Over centuries, the Roman Empire conquered almost the entirety of Europe, giving generation after generation the chance to spill blood on the Roman battlefield. From the cold marshes of Britannia to the burning deserts of Carthage, the infamous Roman army invaded, conquered, and occupied massive tracts of land. As a civilization, Rome remains an impressive chapter in the history books.
What was ancient Roman warfare like for the men on the ground, though? The streets of ancient Rome were not the most appetizing in the best of times, so you can bet that in the chaos and ferocity of war, there was plenty of brutality and gruesomeness. What you might not expect is many soldiers saw it as just another job - and sometimes a pretty humiliating one.
Signing Up Was A Battle In Itself
Recruiters in the Roman army could afford to be choosy. Recruits endured a battery of medical and athletic tests to ensure they were already fit to fight. Basically, they wanted men who didn't need a great deal of physical training before they entered the battlefield.
Recruits also had to prove they were of Roman birth to be a Legionary, but both legionaries and auxiliaries were required to be freeborn. If an enslaved person was discovered to have enlisted, those responsible were slain. If you met all the necessary requirements, you were finally allowed to swear an oath of loyalty to the emperor and head off to the barracks.
They Were Experts At Battlefield Tricks and Tactics
Roman generals and tacticians devised formations and strategies that were infamous throughout the world. The standard formation was known as the triplex acies, three lines of warriors arranged like a chessboard, spaced out to allow easy throwing of the pilum and free use of the gladius while tight enough to repel enemy offensives.
The scutum shield was key to many powerful defensive formations, such as forming a hollow square to repel cavalry or an overhead shell to protect from arrows and spears. The Romans also used cleverness to their advantage between battles, training some of the first messenger pigeons to deliver information from spies and digging hidden trenches in the night so the enemy's horses would fall inside.
At First, They Rarely Used Siege Weapons, But They Eventually Became Masters
Romans were surprisingly slow to integrate siege weapons into their armies. They often assembled and devised artillery based on Greek designs, and only iterated as necessary. However, after Julius Caesar's success with siege engines at Alesia, the devices became a powerful and well-integrated part of the Roman arsenal.

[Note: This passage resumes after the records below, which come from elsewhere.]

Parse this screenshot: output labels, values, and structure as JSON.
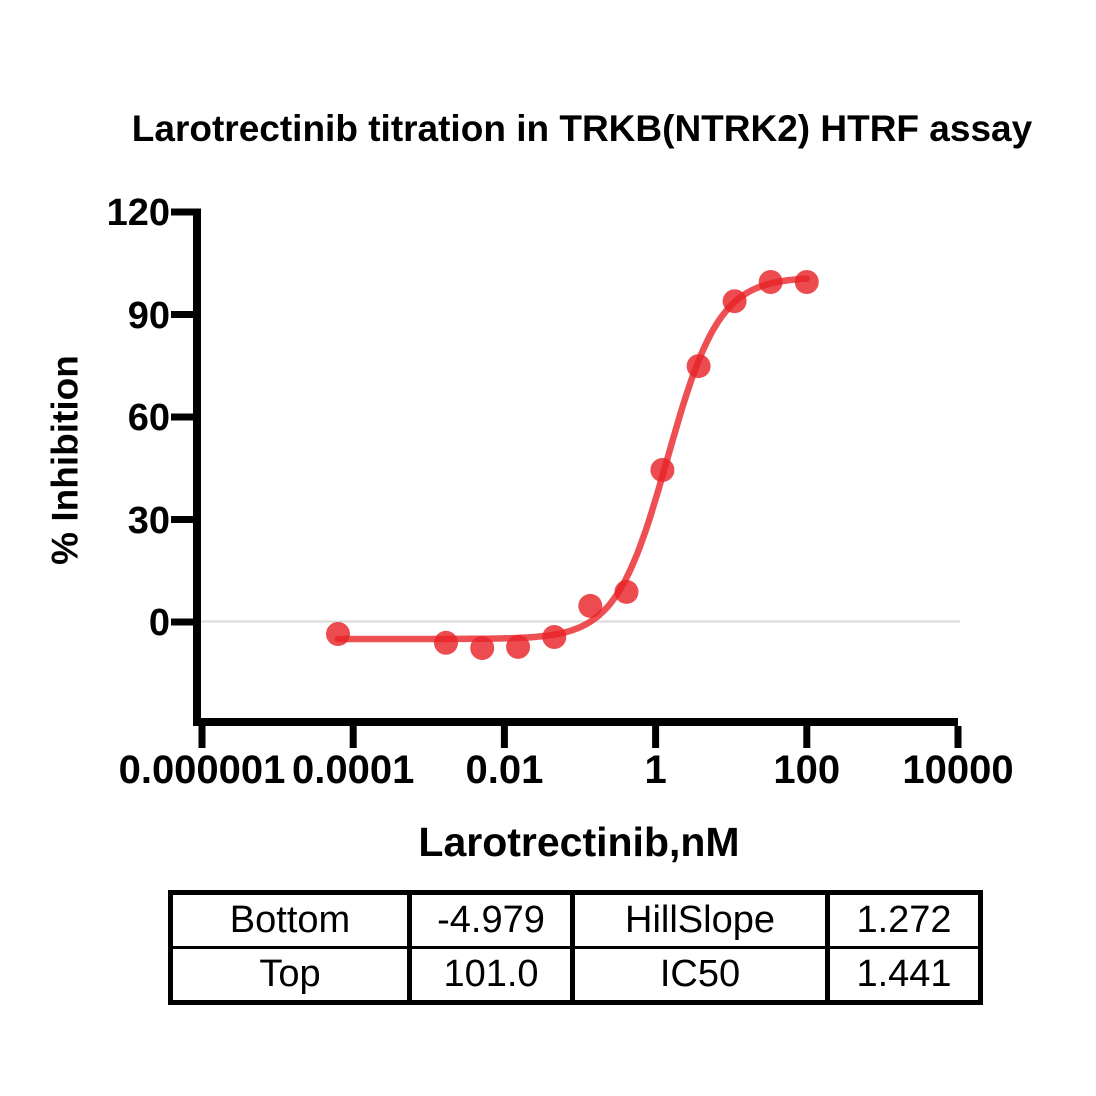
{
  "colors": {
    "curve": "#E82328",
    "marker": "#E82328",
    "axis": "#000000",
    "grid_zero_line": "#DADADA",
    "text": "#000000"
  },
  "chart_data": {
    "type": "scatter",
    "title": "Larotrectinib titration in TRKB(NTRK2) HTRF assay",
    "xlabel": "Larotrectinib,nM",
    "ylabel": "% Inhibition",
    "x_scale": "log10",
    "xlim_log10": [
      -6,
      4
    ],
    "ylim": [
      -30.5,
      120
    ],
    "grid": {
      "y_zero_line": true
    },
    "x_ticks": {
      "values": [
        1e-06,
        0.0001,
        0.01,
        1,
        100,
        10000
      ],
      "labels": [
        "0.000001",
        "0.0001",
        "0.01",
        "1",
        "100",
        "10000"
      ]
    },
    "y_ticks": {
      "values": [
        0,
        30,
        60,
        90,
        120
      ],
      "labels": [
        "0",
        "30",
        "60",
        "90",
        "120"
      ]
    },
    "series": [
      {
        "name": "Larotrectinib",
        "x_nM": [
          6.3e-05,
          0.00169,
          0.00508,
          0.0152,
          0.0457,
          0.137,
          0.412,
          1.23,
          3.7,
          11.1,
          33.3,
          100
        ],
        "y_percent_inhibition": [
          -3.5,
          -6.1,
          -7.6,
          -7.3,
          -4.4,
          4.7,
          8.8,
          44.5,
          74.9,
          93.9,
          99.5,
          99.5
        ]
      }
    ],
    "fit": {
      "model": "four_parameter_logistic",
      "Bottom": -4.979,
      "Top": 101.0,
      "HillSlope": 1.272,
      "IC50": 1.441,
      "curve_x_range_nM": [
        6.3e-05,
        100
      ]
    }
  },
  "table": {
    "rows": [
      [
        {
          "label": "Bottom",
          "value": "-4.979"
        },
        {
          "label": "HillSlope",
          "value": "1.272"
        }
      ],
      [
        {
          "label": "Top",
          "value": "101.0"
        },
        {
          "label": "IC50",
          "value": "1.441"
        }
      ]
    ]
  }
}
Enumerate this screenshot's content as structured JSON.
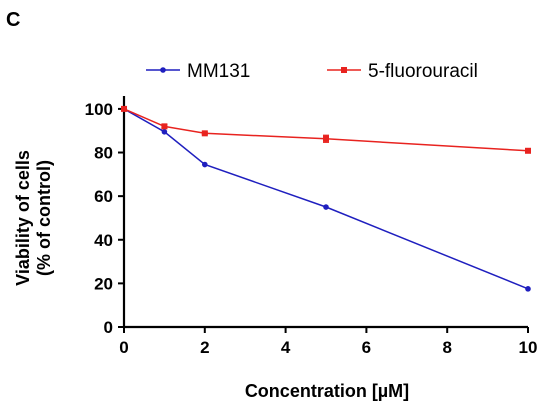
{
  "panel_label": "C",
  "colors": {
    "MM131": "#1f1fbf",
    "5-fluorouracil": "#e8231f",
    "axis": "#000000"
  },
  "chart_data": {
    "type": "line",
    "title": "",
    "xlabel": "Concentration [µM]",
    "ylabel_lines": [
      "Viability of cells",
      "(% of control)"
    ],
    "xlim": [
      0,
      10
    ],
    "ylim": [
      0,
      105
    ],
    "xticks": [
      0,
      2,
      4,
      6,
      8,
      10
    ],
    "yticks": [
      0,
      20,
      40,
      60,
      80,
      100
    ],
    "grid": false,
    "legend_position": "top",
    "series": [
      {
        "name": "MM131",
        "marker": "circle",
        "x": [
          0,
          1,
          2,
          5,
          10
        ],
        "y": [
          100,
          89.5,
          74.5,
          55,
          17.5
        ],
        "err": [
          0,
          0,
          0,
          0,
          0
        ]
      },
      {
        "name": "5-fluorouracil",
        "marker": "square",
        "x": [
          0,
          1,
          2,
          5,
          10
        ],
        "y": [
          100,
          92,
          88.8,
          86.3,
          80.8
        ],
        "err": [
          0,
          0.8,
          0.5,
          1.6,
          0.5
        ]
      }
    ]
  }
}
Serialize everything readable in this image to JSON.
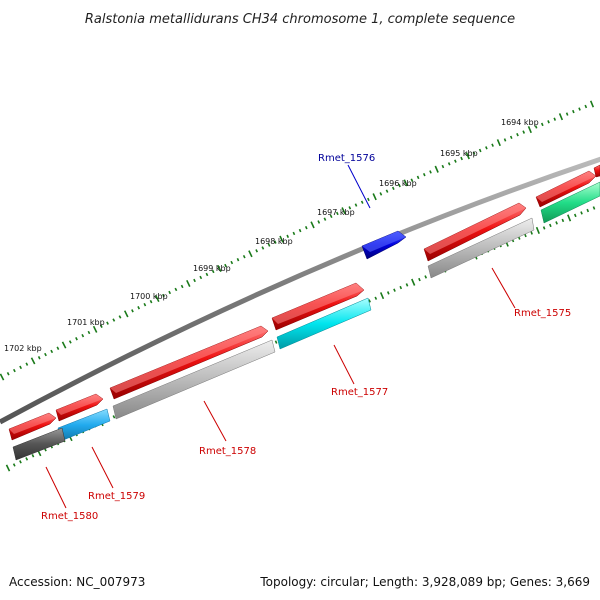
{
  "title": "Ralstonia metallidurans CH34 chromosome 1, complete sequence",
  "footer": {
    "accession": "Accession: NC_007973",
    "topology": "Topology: circular; Length: 3,928,089 bp; Genes: 3,669"
  },
  "ticks": [
    "1694 kbp",
    "1695 kbp",
    "1696 kbp",
    "1697 kbp",
    "1698 kbp",
    "1699 kbp",
    "1700 kbp",
    "1701 kbp",
    "1702 kbp"
  ],
  "gene_labels": {
    "g1576": "Rmet_1576",
    "g1575": "Rmet_1575",
    "g1577": "Rmet_1577",
    "g1578": "Rmet_1578",
    "g1579": "Rmet_1579",
    "g1580": "Rmet_1580"
  },
  "colors": {
    "backbone": "#7a7a7a",
    "cds": "#ee1111",
    "highlight": "#0000cc",
    "label_red": "#cc0000",
    "label_blue": "#000099",
    "tick": "#1a7a1a",
    "cyan": "#00e5ee",
    "blue_cog": "#22aaee",
    "green_cog": "#22dd88",
    "grey_cog": "#bbbbbb",
    "dark_cog": "#555555"
  }
}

The most famous Roman siege weapon, the ballista, hurled massive stones and was known as the onager - or the wild ass - for their incredible kickback after firing. Smaller ballista designed to fire heavy bolts were known as carroballista, or scorpio (scorpions).
Soldiers Didn't Receive Equal Treatment
Unfortunately, if you weren't a citizen of the Roman Empire, you failed to reap all the benefits of serving. Roman citizens became legionaries, but non-citizens had to become auxiliaries. These forces weren't as well-respected, didn't earn as much pay, and instead of land and a pension, got a military diploma granting them and their offspring Roman citizenship.
Additionally, soldiers from influential families were often promoted faster, and older men ordered the younger soldiers to take the most dangerous positions on the front lines.